If you use an irrigation system, controls can be installed with this feeling when it rains (so no more watering is needed) or when it’s windy (and the water will disperse) and turn off automatically. Appliances can cost a few hundred dollars, but you can probably get the money back in a lower water bill.

A common problem is water loss through leaks; Homeowners may not realize they have one until they have a larger than normal water bill. Some water districts bill quarterly, so delays can be costly.

The Alliance for Water Efficiency, a Chicago-based nonprofit, analyzed the use of a “smart” meter system at four public utilities, which quickly notified customers if water flows exceeded certain thresholds over a period of time, indicating a leak. the study It found “statistically significant” reductions in the volume of leaks, saving up to three gallons per meter per day.

If your water department doesn’t have a smart system, you can purchase an in-house leak detectors Many retailers.

Here are some questions and answers about rationalizing water consumption and reducing your bill:

The Alliance for Water Efficiency offers a water calculator on his website.

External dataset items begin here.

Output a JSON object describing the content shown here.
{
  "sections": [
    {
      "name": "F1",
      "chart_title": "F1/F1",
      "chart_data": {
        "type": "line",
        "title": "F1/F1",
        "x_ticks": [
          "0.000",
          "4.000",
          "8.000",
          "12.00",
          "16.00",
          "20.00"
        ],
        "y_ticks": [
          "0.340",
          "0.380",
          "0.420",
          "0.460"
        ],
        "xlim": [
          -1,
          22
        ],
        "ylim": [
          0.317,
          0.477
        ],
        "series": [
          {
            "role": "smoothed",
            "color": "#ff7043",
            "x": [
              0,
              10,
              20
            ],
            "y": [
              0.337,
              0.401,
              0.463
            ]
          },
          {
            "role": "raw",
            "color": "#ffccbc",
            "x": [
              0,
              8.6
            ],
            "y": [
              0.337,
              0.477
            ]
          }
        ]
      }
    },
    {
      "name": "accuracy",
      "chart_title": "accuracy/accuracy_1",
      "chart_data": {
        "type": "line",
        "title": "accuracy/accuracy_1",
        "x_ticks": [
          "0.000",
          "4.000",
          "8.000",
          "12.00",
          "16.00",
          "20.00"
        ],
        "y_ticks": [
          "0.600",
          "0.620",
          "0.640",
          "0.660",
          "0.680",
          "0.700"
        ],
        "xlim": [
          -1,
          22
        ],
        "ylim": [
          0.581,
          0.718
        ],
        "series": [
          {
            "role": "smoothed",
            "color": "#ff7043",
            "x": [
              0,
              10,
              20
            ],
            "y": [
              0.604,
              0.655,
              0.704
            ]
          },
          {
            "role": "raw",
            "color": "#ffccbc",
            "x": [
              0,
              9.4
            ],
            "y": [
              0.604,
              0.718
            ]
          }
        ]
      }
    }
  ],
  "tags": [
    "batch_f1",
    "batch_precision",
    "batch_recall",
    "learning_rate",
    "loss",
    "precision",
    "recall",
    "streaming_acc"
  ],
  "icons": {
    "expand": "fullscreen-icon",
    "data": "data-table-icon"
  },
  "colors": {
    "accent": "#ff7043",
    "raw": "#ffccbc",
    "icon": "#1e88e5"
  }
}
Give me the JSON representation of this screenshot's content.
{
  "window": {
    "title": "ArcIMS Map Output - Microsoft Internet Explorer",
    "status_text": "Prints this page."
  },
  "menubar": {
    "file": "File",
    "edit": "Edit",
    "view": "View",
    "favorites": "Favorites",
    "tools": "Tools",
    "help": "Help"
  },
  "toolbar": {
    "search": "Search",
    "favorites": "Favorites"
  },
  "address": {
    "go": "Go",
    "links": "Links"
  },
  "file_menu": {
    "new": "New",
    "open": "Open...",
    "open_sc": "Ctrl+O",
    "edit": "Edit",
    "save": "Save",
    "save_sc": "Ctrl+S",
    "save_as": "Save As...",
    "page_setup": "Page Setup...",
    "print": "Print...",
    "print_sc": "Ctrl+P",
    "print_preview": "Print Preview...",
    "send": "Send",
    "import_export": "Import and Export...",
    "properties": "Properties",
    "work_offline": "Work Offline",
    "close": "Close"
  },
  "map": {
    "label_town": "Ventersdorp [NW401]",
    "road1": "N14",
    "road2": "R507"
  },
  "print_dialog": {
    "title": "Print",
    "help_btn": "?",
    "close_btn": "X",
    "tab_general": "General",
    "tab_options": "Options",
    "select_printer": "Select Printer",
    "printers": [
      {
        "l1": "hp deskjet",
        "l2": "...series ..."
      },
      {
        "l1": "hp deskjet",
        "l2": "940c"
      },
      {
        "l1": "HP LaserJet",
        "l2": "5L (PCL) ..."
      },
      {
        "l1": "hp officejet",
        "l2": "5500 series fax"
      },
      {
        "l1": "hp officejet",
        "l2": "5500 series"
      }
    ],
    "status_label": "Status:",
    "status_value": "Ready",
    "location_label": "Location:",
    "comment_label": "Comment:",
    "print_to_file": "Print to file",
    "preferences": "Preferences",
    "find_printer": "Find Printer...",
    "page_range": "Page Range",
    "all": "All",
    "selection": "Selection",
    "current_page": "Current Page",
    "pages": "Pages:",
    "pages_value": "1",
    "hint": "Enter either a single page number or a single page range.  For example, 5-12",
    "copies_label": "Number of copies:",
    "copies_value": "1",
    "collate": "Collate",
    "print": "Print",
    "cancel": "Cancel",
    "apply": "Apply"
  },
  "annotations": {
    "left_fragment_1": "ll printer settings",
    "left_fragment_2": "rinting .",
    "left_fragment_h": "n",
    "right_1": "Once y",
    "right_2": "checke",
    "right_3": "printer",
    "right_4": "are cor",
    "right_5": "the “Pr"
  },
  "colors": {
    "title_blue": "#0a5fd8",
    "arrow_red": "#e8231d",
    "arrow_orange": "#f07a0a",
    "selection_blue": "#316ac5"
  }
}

Fill in a few questions about your appliances and water usage habits, and it’ll generate a report that compares your water use to an average home and a “wise” home, along with suggestions for using less water.

Like gas and electric utilities, water utilities typically offer payment assistance or flexible payment options to help low-income customers pay their bills and avoid missing out on service. Call your water system and ask if you qualify.

Payment assistance programs are often underutilized, in part because people are unfamiliar with them or the programs may have onerous application requirements, according to a report From the American Water Alliance, a nonprofit group that promotes sustainable water policies. A study of alternative pricing strategies in two large Midwestern cities by the Alliance and Stantec, a planning and engineering firm, found that basing water prices at least in part on factors such as building size or number of bedrooms, not just the amount of water used, can help. Reducing the burden of higher rates on low-income families.

Look for the Environmental Protection Agency Watery sensation label, which means that the items have passed efficiency and performance standards. Consumer Reports (Available by subscription) Tests a variety of devices and gives environmentally friendly products a green leaf, indicating a “green choice” product.